Massenlager, Via Alpina, Switzerland

Mini Walking Stories: Massenlager

MINI WALKING STORIES

Mini Walking Stories is a project I’m doing this month to catalog a fabulous year of walking. Every day during December, I’m going to choose one photo and invite you to come along with me for a few minutes on one of the walks I took in 2022. Read more stories here.

Massenlager, Via Alpina, Switzerland

The Massenlager

It’s a bit like Grandma’s Feather Bed, only without the hound dogs and pig.

We didn’t get much sleep, but we had a lot of fun.

At least I think we did.

The Massenlager is the Swiss German word for where you sleep in an alpine hut.

It’s not just a hostel, it’s a room with one or two long beds where you huddle up with your friends (and a few strangers) after a long day of hiking.

You’re allotted a pillow the size of a tea cup and one scratchy wool blanket. So between the fabric-covered bed and the blanket, you use a sleeping bag liner. The liner is a small, lightweight sleeping bag that you carry in your pack.

If you move around a lot in your sleep, you might find the sleeping bag liner to be similar to a straitjacket, especially once it twists and tangles around your body while you try to sleep.

A Massenlager usually holds 20-30 people, often with one long bed on the bottom and another long one above. With that number of folks in the room, the odds are pretty decent that someone is going to snore, loudly. So ear plugs are a must. I also recommend melatonin.

On my first night in a Massenlager in Switzerland, I was lamenting how little sleep I thought I would get, when my sister, who joined us for our first few days on the Via Alpina, made an interesting perspective-shifting point:

On a long-haul flight, you would pay a lot of money for this much space to sleep. 

This was  a strangely helpful thought.

I still didn’t get that much sleep, but I did begin to enter the Massenlagers at night with gratitude for the warm, dry space to stretch out. After miles and miles of marching up (and down) mountains, I was thankful for every hour of rest.

I actively decided not to be jealous of those who could fall right asleep in the Massenlager.

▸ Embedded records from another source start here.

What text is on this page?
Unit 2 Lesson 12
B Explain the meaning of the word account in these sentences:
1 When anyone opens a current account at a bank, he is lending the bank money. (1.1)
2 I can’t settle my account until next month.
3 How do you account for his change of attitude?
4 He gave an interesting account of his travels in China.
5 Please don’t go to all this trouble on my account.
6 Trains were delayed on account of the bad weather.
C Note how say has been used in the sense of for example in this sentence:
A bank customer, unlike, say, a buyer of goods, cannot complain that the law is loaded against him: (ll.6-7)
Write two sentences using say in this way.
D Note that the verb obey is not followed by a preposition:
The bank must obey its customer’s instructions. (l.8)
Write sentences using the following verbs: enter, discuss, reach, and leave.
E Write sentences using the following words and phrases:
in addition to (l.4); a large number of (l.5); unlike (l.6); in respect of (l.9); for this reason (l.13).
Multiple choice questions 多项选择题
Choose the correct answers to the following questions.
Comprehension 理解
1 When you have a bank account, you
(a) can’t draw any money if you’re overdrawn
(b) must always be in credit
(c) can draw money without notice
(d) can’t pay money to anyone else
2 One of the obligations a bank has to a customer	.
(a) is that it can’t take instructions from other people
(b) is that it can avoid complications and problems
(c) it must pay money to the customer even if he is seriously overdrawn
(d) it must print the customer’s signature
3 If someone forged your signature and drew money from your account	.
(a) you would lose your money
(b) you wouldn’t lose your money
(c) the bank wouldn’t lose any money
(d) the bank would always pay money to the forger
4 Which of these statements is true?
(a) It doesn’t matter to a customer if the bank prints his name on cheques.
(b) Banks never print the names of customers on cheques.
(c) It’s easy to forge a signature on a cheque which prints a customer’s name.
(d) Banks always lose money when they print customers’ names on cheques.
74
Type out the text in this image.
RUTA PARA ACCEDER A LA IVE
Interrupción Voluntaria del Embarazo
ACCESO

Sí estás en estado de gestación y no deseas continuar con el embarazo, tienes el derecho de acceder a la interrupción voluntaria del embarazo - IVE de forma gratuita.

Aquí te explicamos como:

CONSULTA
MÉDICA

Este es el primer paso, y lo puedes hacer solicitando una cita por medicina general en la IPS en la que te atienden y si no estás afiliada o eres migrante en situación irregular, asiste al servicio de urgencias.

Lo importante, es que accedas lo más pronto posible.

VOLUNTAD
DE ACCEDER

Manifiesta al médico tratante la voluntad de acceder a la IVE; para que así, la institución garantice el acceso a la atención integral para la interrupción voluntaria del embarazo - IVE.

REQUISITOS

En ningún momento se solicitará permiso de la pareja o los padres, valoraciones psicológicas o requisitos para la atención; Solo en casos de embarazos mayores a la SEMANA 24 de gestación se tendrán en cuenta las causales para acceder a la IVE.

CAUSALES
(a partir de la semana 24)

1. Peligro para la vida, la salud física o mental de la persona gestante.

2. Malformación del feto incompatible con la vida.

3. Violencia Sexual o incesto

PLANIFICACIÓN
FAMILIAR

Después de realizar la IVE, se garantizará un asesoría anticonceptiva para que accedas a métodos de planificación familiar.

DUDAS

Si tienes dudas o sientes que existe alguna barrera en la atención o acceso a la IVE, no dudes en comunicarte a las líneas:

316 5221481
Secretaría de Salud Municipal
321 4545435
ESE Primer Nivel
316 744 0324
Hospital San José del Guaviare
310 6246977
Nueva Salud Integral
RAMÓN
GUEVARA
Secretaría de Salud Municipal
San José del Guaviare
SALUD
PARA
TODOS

I found myself actually thankful for snores and heavy breathing around me, because it meant that at least someone was getting good sleep. (Maybe that someone could carry my backpack the next day.)

And then one night, when we walked into the youth hostel in Grindelwald and were assigned to rooms with bunk beds, all of a sudden the luxury of having an entire twin mattress all to myself felt like winning the lottery!

It was like we had checked into the Ritz-Carlton! I was several whole feet away from the next person, and could flop about in my straitjacket liner without disturbing anyone else!

Oh the deliciously deep sleep that I got that night!